Telangana region relate to the Telugu speaking areas located in the north of united Andhra Pradesh, which was part of the former princely state of Nizam's Hyderabad. Telangana existed as Hyderabad state from 1950 to 1956. It was merged with Andhra State in 1956, which was in turn carved out of Madras state in 1953. Andhra was the first state constituted on a linguistic basis after independence with Kurnool as its capital. The merger of Telangana with Andhra state resulted in the formation of Andhra Pradesh, a bigger and united state for Telugu speaking people with Hyderabad as its capital.

Leaders in Telangana had reservations about the merger even then. Despite the common language, people of Telangana and Andhra state came from different historical, geographical and socio-economic backgrounds and there were differences in accent, culture, customs, food habits, festivals and even the deities worshipped. The people of Telangana always had a grievance that the other regions were not only plundering their resources but also insulting their dialect, culture and customs.

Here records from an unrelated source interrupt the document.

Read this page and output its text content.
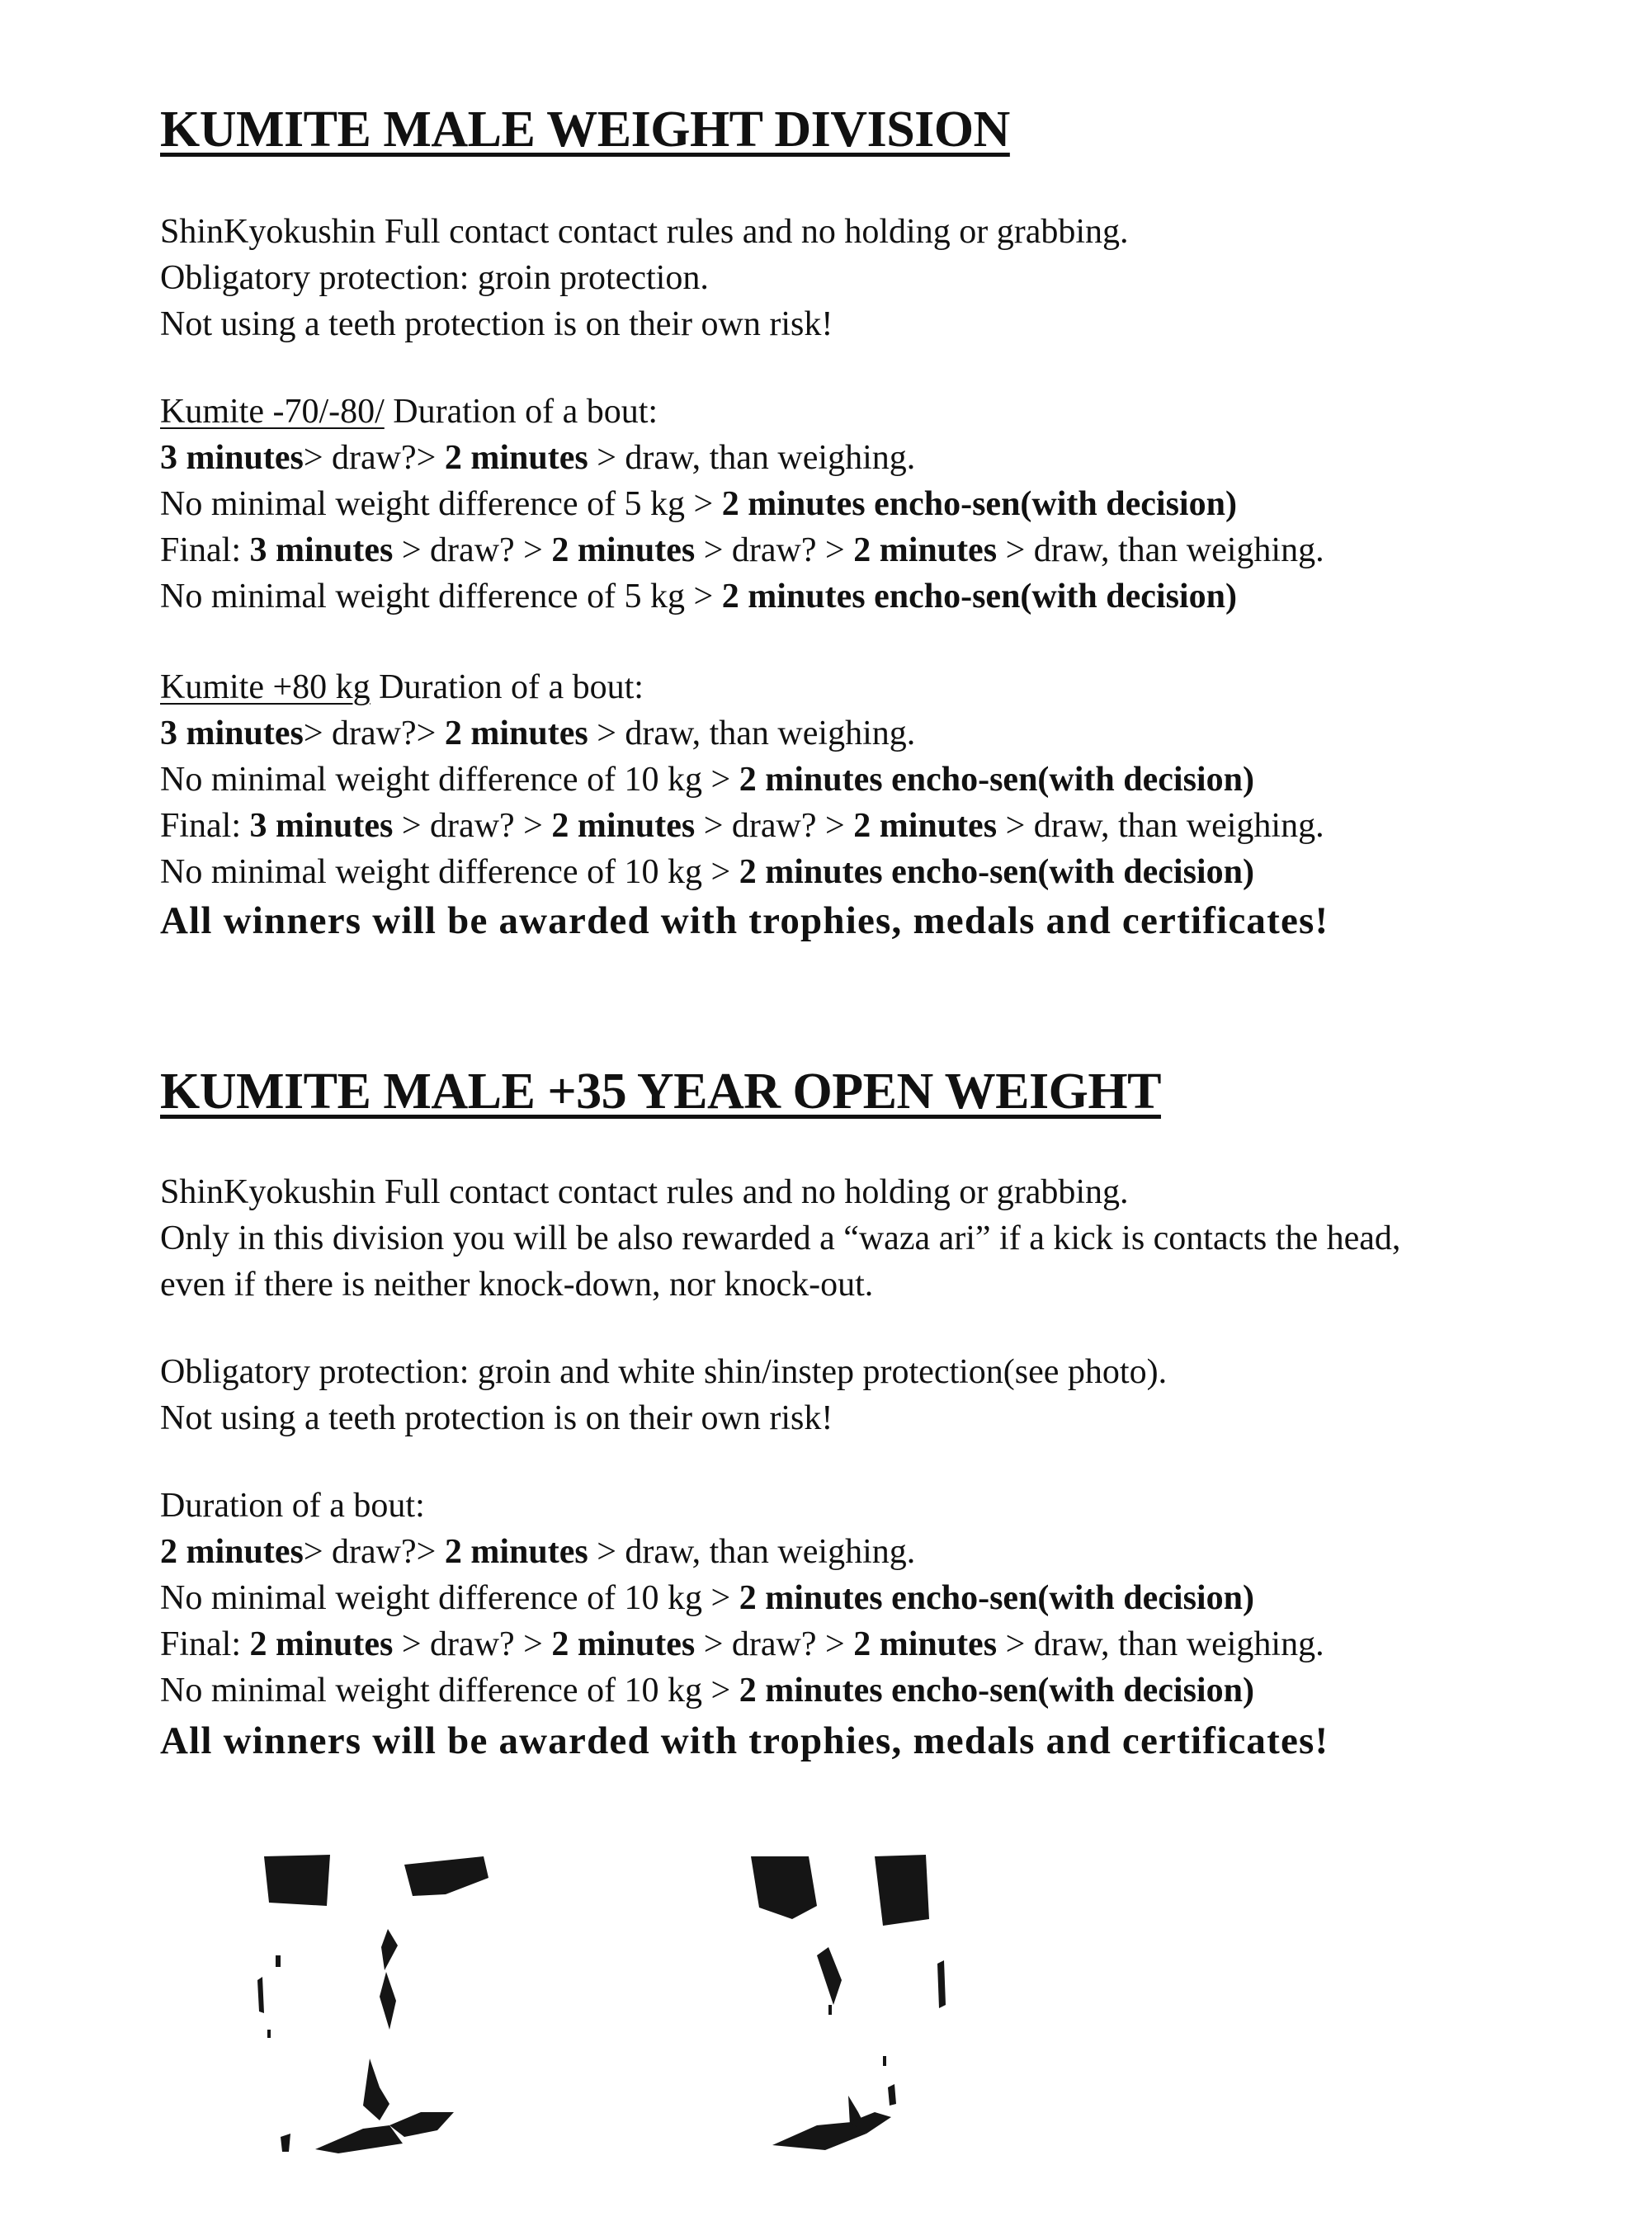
KUMITE MALE WEIGHT DIVISION

ShinKyokushin Full contact contact rules and no holding or grabbing.

Obligatory protection: groin protection.

Not using a teeth protection is on their own risk!

Kumite -70/-80/ Duration of a bout:

3 minutes> draw?> 2 minutes > draw, than weighing.

No minimal weight difference of 5 kg > 2 minutes encho-sen(with decision)

Final: 3 minutes > draw? > 2 minutes > draw? > 2 minutes > draw, than weighing.

No minimal weight difference of 5 kg > 2 minutes encho-sen(with decision)

Kumite +80 kg Duration of a bout:

3 minutes> draw?> 2 minutes > draw, than weighing.

No minimal weight difference of 10 kg > 2 minutes encho-sen(with decision)

Final: 3 minutes > draw? > 2 minutes > draw? > 2 minutes > draw, than weighing.

No minimal weight difference of 10 kg > 2 minutes encho-sen(with decision)

All winners will be awarded with trophies, medals and certificates!

KUMITE MALE +35 YEAR OPEN WEIGHT

ShinKyokushin Full contact contact rules and no holding or grabbing.

Only in this division you will be also rewarded a “waza ari” if a kick is contacts the head,

even if there is neither knock-down, nor knock-out.

Obligatory protection: groin and white shin/instep protection(see photo).

Not using a teeth protection is on their own risk!

Duration of a bout:

2 minutes> draw?> 2 minutes > draw, than weighing.

No minimal weight difference of 10 kg > 2 minutes encho-sen(with decision)

Final: 2 minutes > draw? > 2 minutes > draw? > 2 minutes > draw, than weighing.

No minimal weight difference of 10 kg > 2 minutes encho-sen(with decision)

All winners will be awarded with trophies, medals and certificates!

These differences and grievances lead to the movement for a separate state by Telangana people which peaked in 1969 with the emergence of 'Jai Telangana' movement. Violence erupted and over 300 people were killed in police firing that year. Telangana Praja Samiti (TPS) formed a major political party but later its leaders gave up the demand for a separate state for some positions of power.

Meanwhile in 1972, the call for a separate state began in coastal Andhra as well, with the emergence of 'Jai Andhra' movement. As the movements gained momentum, in 1975 the Congress led government implemented a six point formula providing safeguards to Telangana to keep Andhra Pradesh united. But the people of Telangana felt that they were neglected and the agreements regarding education and employment of their area were not met. In 2001, Telangana Rashtra Samithi (TRS) was formed by K. Chandrashekhar Rao who was part of UPA 1 then, at the centre. It was his efforts that paved the way for the inclusion of Telangana issue by the central UPA government in common minimum programme in 2004, and later in December 2009 announce its decision to initiate the process for formation of Telangana state. 

But following protests in Rayalaseema and Andhra regions (Seemandhra) and en mass resignations of MPs and state legislators, centre put the process on hold citing need for consensus. This led to massive protest from the Telangana region and 900 people are said to have lost their lives as per the report of Telangana groups. 

Finally giving in to the long standing demand, the Union cabinet approved the division of the state of Andhra Pradesh on 3rd October 2013. Subsequently the bill for the creation of Telengana was passed both in the Rajya Sabha and Lok Sabha on February 18, 2014 amid clashes between MPs from Seemandhra and Telangana. Finaly the new state Telangana was formed on June 2nd 2014.